Foreign soldiers learn American military lingo

The sidewalks of this huge US base feature a startling sight: dozens of foreign military personnel in native uniform, strolling along as if they were students on a college campus. In a sense they are. Lackland is home of the Defense Language Institute's English Language Center, the Pentagon's school for teaching English as a second tongue. Some 2,500 pupils come here annually for everything from basic classes to special courses in how to speak like a fighter pilot.

``Last year we had students from 91 countries - including the People's Republic of China,'' says Col. Don Box, center commander.

The foreign students for the most part are not generals who want to polish their English so they can better negotiate with the United States State Department. Many are young officers and enlisted technicians who will be operating US-made weapons systems back home.

First Lt. Cemal Akca is typical. A cheery Turkish Air Force officer, he has been here for two months learning the specialized vocabulary needed to be a radar control instructor. ``I will go back to my country,'' he says, ``and teach radar stuff.''

He says he has learned many things about the US during this, his first, visit. One is that everything here is ``supermodern.'' Another is that ``Texas is not the US. It is its own country first.''

Typically, students attend six hours of class a day. One-third of that time is spent in a language lab - those torture chambers of earphones and tapes familiar to anyone who has taken high school Spanish.

Most already read and write English well after study in their homeland. They practice conversational skills, and study the advanced technical vocabularies they will need upon their return. Some of these specialized courses would baffle native English speakers. A quiz in a course book for fighter pilots asks students to define the following: ``jinkout'' (a slithery plane maneuver), ``tally ho'' (enemy sighted), and ``winchester'' (out of ammunition).

Talking about weaponry is complex: The center now has a Canadian student who will be attending test-pilot school at Edwards Air Force Base and is taking a specialized course to ensure he can communicate with US fighter jocks.
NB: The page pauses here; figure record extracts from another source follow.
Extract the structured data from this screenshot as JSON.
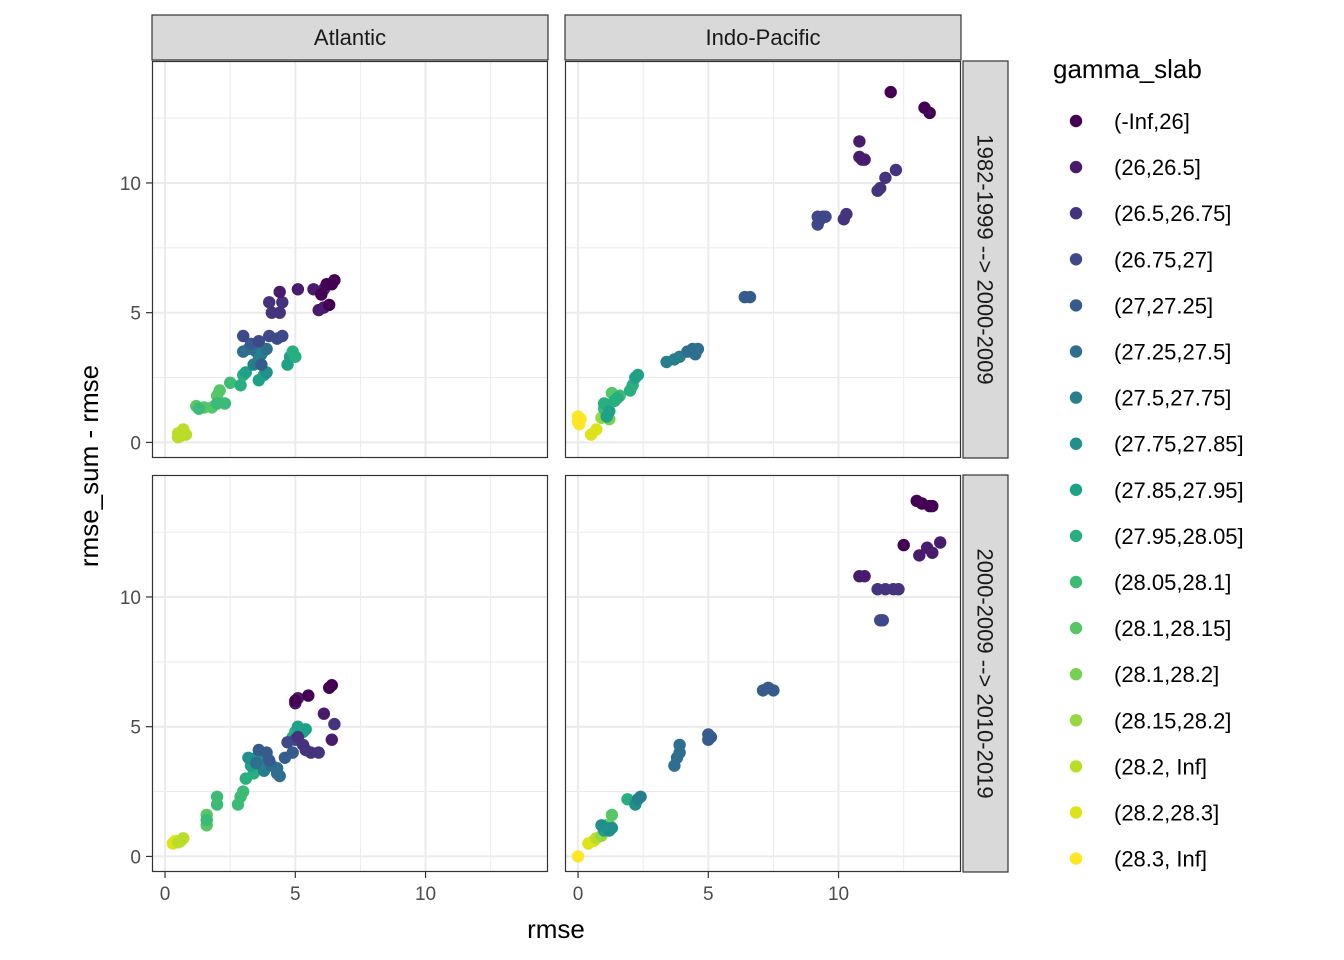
{
  "chart_data": {
    "type": "scatter",
    "xlabel": "rmse",
    "ylabel": "rmse_sum - rmse",
    "xlim": [
      -0.5,
      14.7
    ],
    "ylim": [
      -0.6,
      14.7
    ],
    "x_ticks": [
      0,
      5,
      10
    ],
    "y_ticks": [
      0,
      5,
      10
    ],
    "grid": true,
    "facet_columns": [
      "Atlantic",
      "Indo-Pacific"
    ],
    "facet_rows": [
      "1982-1999 --> 2000-2009",
      "2000-2009 --> 2010-2019"
    ],
    "legend": {
      "title": "gamma_slab",
      "position": "right",
      "entries": [
        {
          "label": "(-Inf,26]",
          "color": "#440154"
        },
        {
          "label": "(26,26.5]",
          "color": "#481B6D"
        },
        {
          "label": "(26.5,26.75]",
          "color": "#46337E"
        },
        {
          "label": "(26.75,27]",
          "color": "#3F4889"
        },
        {
          "label": "(27,27.25]",
          "color": "#365C8D"
        },
        {
          "label": "(27.25,27.5]",
          "color": "#2E6E8E"
        },
        {
          "label": "(27.5,27.75]",
          "color": "#277F8E"
        },
        {
          "label": "(27.75,27.85]",
          "color": "#21908C"
        },
        {
          "label": "(27.85,27.95]",
          "color": "#1FA187"
        },
        {
          "label": "(27.95,28.05]",
          "color": "#29AF7F"
        },
        {
          "label": "(28.05,28.1]",
          "color": "#3BBB75"
        },
        {
          "label": "(28.1,28.15]",
          "color": "#56C667"
        },
        {
          "label": "(28.1,28.2]",
          "color": "#75D054"
        },
        {
          "label": "(28.15,28.2]",
          "color": "#95D840"
        },
        {
          "label": "(28.2, Inf]",
          "color": "#BADE28"
        },
        {
          "label": "(28.2,28.3]",
          "color": "#DDE318"
        },
        {
          "label": "(28.3, Inf]",
          "color": "#FDE725"
        }
      ]
    },
    "panels": [
      {
        "column": "Atlantic",
        "row": "1982-1999 --> 2000-2009",
        "points": [
          [
            0.5,
            0.2,
            14
          ],
          [
            0.6,
            0.25,
            14
          ],
          [
            0.8,
            0.3,
            14
          ],
          [
            0.7,
            0.5,
            14
          ],
          [
            0.5,
            0.35,
            14
          ],
          [
            1.2,
            1.4,
            11
          ],
          [
            1.5,
            1.35,
            11
          ],
          [
            1.8,
            1.35,
            11
          ],
          [
            1.3,
            1.3,
            10
          ],
          [
            2.0,
            1.8,
            11
          ],
          [
            2.1,
            2.0,
            11
          ],
          [
            2.3,
            1.5,
            10
          ],
          [
            2.5,
            2.3,
            10
          ],
          [
            2.0,
            1.5,
            10
          ],
          [
            2.9,
            2.2,
            9
          ],
          [
            3.0,
            2.6,
            9
          ],
          [
            3.1,
            2.7,
            8
          ],
          [
            3.6,
            2.4,
            8
          ],
          [
            3.8,
            2.6,
            8
          ],
          [
            3.9,
            2.7,
            7
          ],
          [
            4.7,
            3.0,
            8
          ],
          [
            4.8,
            3.3,
            8
          ],
          [
            5.0,
            3.3,
            9
          ],
          [
            4.9,
            3.5,
            9
          ],
          [
            3.0,
            3.5,
            5
          ],
          [
            3.2,
            3.6,
            5
          ],
          [
            3.5,
            3.5,
            5
          ],
          [
            3.7,
            3.4,
            6
          ],
          [
            3.4,
            3.0,
            6
          ],
          [
            3.6,
            3.2,
            6
          ],
          [
            3.9,
            3.6,
            5
          ],
          [
            3.7,
            3.0,
            4
          ],
          [
            3.3,
            3.8,
            4
          ],
          [
            3.0,
            4.1,
            3
          ],
          [
            3.6,
            3.9,
            3
          ],
          [
            4.0,
            4.1,
            3
          ],
          [
            4.3,
            4.0,
            3
          ],
          [
            4.5,
            4.1,
            3
          ],
          [
            4.1,
            5.0,
            2
          ],
          [
            4.0,
            5.4,
            2
          ],
          [
            4.4,
            5.0,
            2
          ],
          [
            4.5,
            5.4,
            2
          ],
          [
            4.4,
            5.8,
            1
          ],
          [
            5.1,
            5.9,
            1
          ],
          [
            5.7,
            5.9,
            1
          ],
          [
            6.1,
            5.9,
            1
          ],
          [
            6.2,
            6.1,
            0
          ],
          [
            6.4,
            6.1,
            0
          ],
          [
            6.5,
            6.25,
            0
          ],
          [
            5.9,
            5.1,
            1
          ],
          [
            6.1,
            5.2,
            1
          ],
          [
            6.3,
            5.3,
            0
          ],
          [
            6.0,
            5.7,
            0
          ]
        ]
      },
      {
        "column": "Indo-Pacific",
        "row": "1982-1999 --> 2000-2009",
        "points": [
          [
            0.0,
            0.8,
            16
          ],
          [
            0.0,
            1.0,
            16
          ],
          [
            0.1,
            0.9,
            16
          ],
          [
            0.05,
            0.7,
            16
          ],
          [
            0.5,
            0.3,
            15
          ],
          [
            0.7,
            0.5,
            15
          ],
          [
            0.9,
            0.95,
            13
          ],
          [
            1.2,
            0.9,
            12
          ],
          [
            1.1,
            1.1,
            11
          ],
          [
            1.0,
            1.3,
            10
          ],
          [
            1.3,
            1.9,
            11
          ],
          [
            1.6,
            1.8,
            10
          ],
          [
            1.5,
            1.7,
            9
          ],
          [
            1.0,
            1.5,
            9
          ],
          [
            1.1,
            1.0,
            8
          ],
          [
            1.2,
            1.2,
            8
          ],
          [
            1.4,
            1.6,
            9
          ],
          [
            2.0,
            2.0,
            9
          ],
          [
            2.1,
            2.2,
            9
          ],
          [
            2.3,
            2.6,
            8
          ],
          [
            2.2,
            2.5,
            8
          ],
          [
            3.4,
            3.1,
            6
          ],
          [
            3.7,
            3.2,
            6
          ],
          [
            3.9,
            3.3,
            6
          ],
          [
            4.2,
            3.5,
            5
          ],
          [
            4.4,
            3.6,
            5
          ],
          [
            4.6,
            3.6,
            5
          ],
          [
            4.5,
            3.4,
            5
          ],
          [
            6.4,
            5.6,
            4
          ],
          [
            6.6,
            5.6,
            4
          ],
          [
            9.2,
            8.4,
            3
          ],
          [
            9.3,
            8.6,
            3
          ],
          [
            9.4,
            8.7,
            3
          ],
          [
            9.5,
            8.7,
            3
          ],
          [
            9.2,
            8.7,
            3
          ],
          [
            10.2,
            8.6,
            2
          ],
          [
            10.3,
            8.8,
            2
          ],
          [
            10.8,
            11.6,
            1
          ],
          [
            10.8,
            11.0,
            1
          ],
          [
            10.9,
            10.9,
            1
          ],
          [
            11.0,
            10.9,
            1
          ],
          [
            11.5,
            9.7,
            2
          ],
          [
            11.6,
            9.8,
            2
          ],
          [
            11.8,
            10.2,
            2
          ],
          [
            12.2,
            10.5,
            2
          ],
          [
            12.0,
            13.5,
            0
          ],
          [
            13.3,
            12.9,
            0
          ],
          [
            13.5,
            12.7,
            0
          ]
        ]
      },
      {
        "column": "Atlantic",
        "row": "2000-2009 --> 2010-2019",
        "points": [
          [
            0.3,
            0.5,
            15
          ],
          [
            0.4,
            0.6,
            15
          ],
          [
            0.6,
            0.6,
            14
          ],
          [
            0.7,
            0.7,
            14
          ],
          [
            0.5,
            0.55,
            14
          ],
          [
            1.6,
            1.2,
            11
          ],
          [
            1.6,
            1.6,
            11
          ],
          [
            1.6,
            1.4,
            10
          ],
          [
            2.0,
            2.0,
            10
          ],
          [
            2.0,
            2.3,
            10
          ],
          [
            2.8,
            2.0,
            10
          ],
          [
            2.9,
            2.3,
            10
          ],
          [
            3.0,
            2.5,
            10
          ],
          [
            3.1,
            3.0,
            9
          ],
          [
            3.4,
            3.2,
            9
          ],
          [
            3.3,
            3.5,
            8
          ],
          [
            3.5,
            3.8,
            7
          ],
          [
            3.2,
            3.8,
            7
          ],
          [
            3.8,
            3.9,
            7
          ],
          [
            3.9,
            3.6,
            6
          ],
          [
            3.8,
            3.3,
            6
          ],
          [
            4.3,
            3.2,
            5
          ],
          [
            4.3,
            3.4,
            5
          ],
          [
            4.4,
            3.1,
            5
          ],
          [
            4.1,
            3.5,
            5
          ],
          [
            3.5,
            3.6,
            5
          ],
          [
            3.6,
            4.1,
            4
          ],
          [
            3.9,
            4.0,
            4
          ],
          [
            4.0,
            3.7,
            4
          ],
          [
            4.6,
            3.8,
            4
          ],
          [
            4.9,
            4.0,
            4
          ],
          [
            4.9,
            4.6,
            9
          ],
          [
            5.0,
            4.8,
            9
          ],
          [
            5.1,
            5.0,
            8
          ],
          [
            5.3,
            4.8,
            8
          ],
          [
            5.4,
            4.9,
            8
          ],
          [
            4.7,
            4.4,
            3
          ],
          [
            5.0,
            4.5,
            3
          ],
          [
            5.3,
            4.3,
            2
          ],
          [
            5.1,
            4.6,
            2
          ],
          [
            5.6,
            4.0,
            2
          ],
          [
            5.9,
            4.0,
            2
          ],
          [
            5.4,
            4.1,
            2
          ],
          [
            6.5,
            5.1,
            2
          ],
          [
            6.4,
            4.5,
            1
          ],
          [
            5.0,
            5.9,
            1
          ],
          [
            5.1,
            6.1,
            1
          ],
          [
            5.5,
            6.2,
            0
          ],
          [
            5.0,
            6.0,
            0
          ],
          [
            6.3,
            6.5,
            0
          ],
          [
            6.4,
            6.6,
            0
          ],
          [
            6.1,
            5.5,
            1
          ]
        ]
      },
      {
        "column": "Indo-Pacific",
        "row": "2000-2009 --> 2010-2019",
        "points": [
          [
            0.0,
            0.0,
            16
          ],
          [
            0.4,
            0.5,
            15
          ],
          [
            0.6,
            0.6,
            15
          ],
          [
            0.7,
            0.7,
            14
          ],
          [
            0.9,
            0.8,
            13
          ],
          [
            1.1,
            1.2,
            12
          ],
          [
            1.2,
            1.2,
            12
          ],
          [
            1.3,
            1.6,
            11
          ],
          [
            1.0,
            1.0,
            8
          ],
          [
            1.1,
            1.1,
            8
          ],
          [
            1.2,
            1.0,
            7
          ],
          [
            1.3,
            1.1,
            7
          ],
          [
            0.9,
            1.2,
            7
          ],
          [
            1.9,
            2.2,
            9
          ],
          [
            2.2,
            2.0,
            7
          ],
          [
            2.4,
            2.3,
            6
          ],
          [
            2.3,
            2.2,
            6
          ],
          [
            3.7,
            3.5,
            5
          ],
          [
            3.8,
            3.8,
            5
          ],
          [
            3.9,
            4.3,
            5
          ],
          [
            3.9,
            4.0,
            5
          ],
          [
            5.0,
            4.5,
            4
          ],
          [
            5.0,
            4.7,
            4
          ],
          [
            5.1,
            4.6,
            4
          ],
          [
            7.1,
            6.4,
            4
          ],
          [
            7.3,
            6.5,
            4
          ],
          [
            7.5,
            6.4,
            4
          ],
          [
            11.6,
            9.1,
            3
          ],
          [
            11.7,
            9.1,
            3
          ],
          [
            10.8,
            10.8,
            1
          ],
          [
            11.0,
            10.8,
            1
          ],
          [
            11.5,
            10.3,
            2
          ],
          [
            11.8,
            10.3,
            2
          ],
          [
            12.1,
            10.3,
            2
          ],
          [
            12.3,
            10.3,
            2
          ],
          [
            12.5,
            12.0,
            0
          ],
          [
            13.0,
            13.7,
            0
          ],
          [
            13.2,
            13.6,
            0
          ],
          [
            13.5,
            13.5,
            0
          ],
          [
            13.6,
            13.5,
            0
          ],
          [
            13.1,
            11.6,
            1
          ],
          [
            13.4,
            11.9,
            1
          ],
          [
            13.6,
            11.7,
            1
          ],
          [
            13.9,
            12.1,
            1
          ]
        ]
      }
    ]
  }
}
While most of the training is paid for by US military-aid grants, there are some cash customers - notably oil-rich Arabs. Among the famous who have attended the school are Prince Bandar al-Sultan, former pilot and current Saudi ambassador to the US.

While in Texas students are also given a good dose of US culture, through such instruments as visits to Houston and trips to the Ice Capades.

``One of our primary missions in this school is to influence other people,'' says Colonel Box.

To this end center language training teams also pay house calls on other nations. Teams are now in 11 countries, among them North Yemen, where English training takes place in the same building as Russian training given by a Soviet language squad.

Not all students are from overseas. Every year the center tutors several hundred US Army recruits who don't speak English well. Most of these students, who are US citizens, were born and grew up in Puerto Rico or in other countries, primarily Korea.